While these might not be your code or hardware, your users will still be impacted by any issues they experience, and so will your business. If you are observing your end-to-end experiences, you can act when things that are out of your control are impacting your users.  

It also means continuous observation of your systems to detect failure of fundamental components such as DNS, BGP, TCP configuration, SSL, the networks the data traverses, or any single point of failure in the infrastructure that we rarely change.  

This issue is exacerbated by the fact that cloud has abstracted a lot of the underlying network from development, operations, and network teams. That can make it harder to find a problem.  

As a result, it can catch us by surprise when these fundamental components fail.  If teams are not properly prepared, it adds needless — and costly — time to detect, confirm, or find root cause. Therefore, ensure that you continuously monitor these aspects of your system and train your teams on what to do in case of failure.

3. Ensuring your company’s availability and business continuity is not a solo endeavor.

The AWS incidents all clearly illustrate the downstream effect that an outage at one company can have on others. Digital infrastructure will assuredly continue to grow more complex and interconnected. Enterprises today run systems that run across multiple clouds. They also rely on multiple teams, often including a raft of other vendors, such as cloud compute, CDNs, and managed DNS. When issues originating with outside entities such as partners and third-party providers can bring down your systems, it is time to build a collaborative strategy designed to support your extended digital infrastructure. For that, comprehensive observability into every service provider involved in the delivery of your content is crucial.  

4. Depending on only a monitoring solution hosted within the environment being monitored is not enough.

While there are many monitoring solutions out there, make sure that you have a "break glass system" to be able to failover to a solution outside of the environment being monitored. Many visibility solutions are located in the cloud, which makes them vulnerable when cloud technologies go down.

This is why ThousandEyes, Datadog, Splunk (SignalFX), and NewRelic all reported impacts from the 12/07/21 and 12/15/21 events.  

During the first event, Datadog reported delays that impacted multiple products, Splunk (SignalFX) reported that their AWS cloud metric syncer data ingestion was impacted, and New Relic reported that some AWS Infrastructure and polling metrics were delayed in the U.S.  

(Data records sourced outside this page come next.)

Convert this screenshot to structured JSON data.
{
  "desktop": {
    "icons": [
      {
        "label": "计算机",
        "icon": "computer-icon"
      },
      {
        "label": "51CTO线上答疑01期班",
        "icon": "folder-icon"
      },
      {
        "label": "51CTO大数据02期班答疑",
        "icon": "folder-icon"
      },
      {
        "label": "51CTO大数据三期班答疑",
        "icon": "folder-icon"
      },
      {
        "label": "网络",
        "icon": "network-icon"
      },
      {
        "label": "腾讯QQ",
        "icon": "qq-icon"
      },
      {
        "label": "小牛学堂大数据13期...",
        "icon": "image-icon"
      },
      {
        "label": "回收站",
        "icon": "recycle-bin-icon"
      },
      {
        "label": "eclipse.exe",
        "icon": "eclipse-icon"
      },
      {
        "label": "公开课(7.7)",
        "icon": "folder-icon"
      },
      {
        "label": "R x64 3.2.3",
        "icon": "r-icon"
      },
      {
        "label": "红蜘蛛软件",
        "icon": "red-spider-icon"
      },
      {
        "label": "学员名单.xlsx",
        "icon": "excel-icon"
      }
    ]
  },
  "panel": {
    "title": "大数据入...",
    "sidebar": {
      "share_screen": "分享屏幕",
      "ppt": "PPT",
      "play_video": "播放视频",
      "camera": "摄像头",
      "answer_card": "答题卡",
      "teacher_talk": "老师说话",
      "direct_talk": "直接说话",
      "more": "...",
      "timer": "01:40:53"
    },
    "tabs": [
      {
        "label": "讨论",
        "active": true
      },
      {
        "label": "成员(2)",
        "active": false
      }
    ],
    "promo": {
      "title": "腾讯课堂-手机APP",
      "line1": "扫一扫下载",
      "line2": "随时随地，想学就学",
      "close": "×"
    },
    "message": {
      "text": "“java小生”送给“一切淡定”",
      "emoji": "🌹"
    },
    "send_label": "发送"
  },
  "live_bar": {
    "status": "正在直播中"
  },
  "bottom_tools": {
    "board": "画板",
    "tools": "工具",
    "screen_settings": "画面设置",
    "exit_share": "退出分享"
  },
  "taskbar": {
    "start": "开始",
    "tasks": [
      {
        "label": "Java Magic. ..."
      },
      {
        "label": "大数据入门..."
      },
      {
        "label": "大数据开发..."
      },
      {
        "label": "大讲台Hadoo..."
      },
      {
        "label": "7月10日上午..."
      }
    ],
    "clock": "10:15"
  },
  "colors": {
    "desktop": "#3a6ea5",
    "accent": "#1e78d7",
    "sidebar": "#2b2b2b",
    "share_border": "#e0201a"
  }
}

There were also a number of issues triggered by the 12/15/2021 event:

• Datadog reported delays in collecting AWS integration metrics.
• ThousandEyes reported degradation to API services.
• New Relic reported that their synthetics user interface was impacted, as well as some of the APM alerting and the data ingestion for their infrastructure metrics.
• Dynatrace reported that some of their components hosted on AWS cluster were impacted.  
• Splunk (Rigor and SignalFX) reported increased error rates in the West coast of the U.S. and a degradation in the performance of their Log Observer.

Lack of observability is never a good thing, but over the course of an outage, it is significantly worse. Interestingly, AWS’s Adrian Cockroft pointed out the issue in a post on Medium, where he noted,  

"The first thing that would be useful is to have a monitoring system that has failure modes which are uncorrelated with the infrastructure it is monitoring."